The WHO has said e-cigarettes are "undoubtedly harmful" and do not help people quit smoking tobacco. The UN health agency accused the tobacco industry of falsely claiming to want to reduce harm from tobacco use.
The World Health Organization on Friday called for regulation of electronic cigarettes, saying there was no proof they helped smokers quit their habit and could even be a gateway to tobacco addiction for young people.

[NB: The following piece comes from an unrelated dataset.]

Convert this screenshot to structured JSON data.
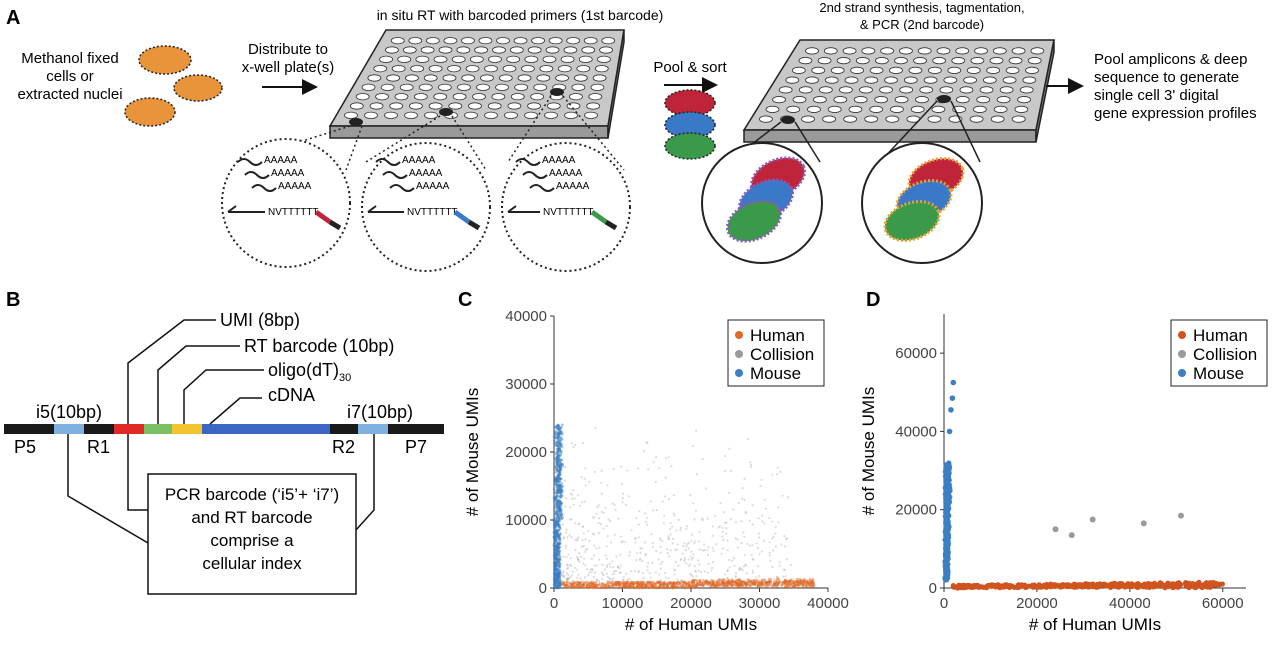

It called misinformation disseminated by the tobacco industry about e-cigarettes "a present and real threat," saying that the industry was developing new products solely to expand its market under the cover of an alleged "harm reduction" strategy.
"WHO has clear guidelines — to get electronic cigarettes regulated," said Vinayak Prasad, the program manager of WHO's tobacco control unit.
E-cigarettes are battery-powered devices that enable users to inhale nicotine liquids. Their promoters say "vaping" exposes users to lower levels of toxins than normal burning cigarettes, a claim disputed by Prasad.
"There is no difference between cigarettes and heated tobacco products except that in terms of exposure: The exposure is less and the smoke is not visible," he said.
Ineffective quitting method
He said there was also no proven basis to makers' claims that e-cigarettes assisted smokers trying to kick their conventional smoking habits, with evidence from the US even showing that they had led to more young people smoking.
"So it's also a gateway for young people," he said.
Last month, the US city of San Francisco banned the sale and manufacture of the products, joining a growing global trend toward restricting their use.
Still more than a billion smokers
In its new report on the global tobacco epidemic, the WHO did say some progress had been made on reducing smoking and tobacco use, but noted that there was still a persistent number of 1.1 billion smokers around the world owing to population growth — 80% of them in poor and middle-income countries.
"Quitting tobacco is one of the best things any person can do for their own health," said WHO Director-General Tedros Adhanom Ghebreyesus, praising governments that introduced anti-smoking policies such as cigarette taxes and advertising bans.
The latest WHO data shows that smoking and other tobacco use kills more than 7 million people a year globally, many through heart disease, stroke and lung and other types of cancer.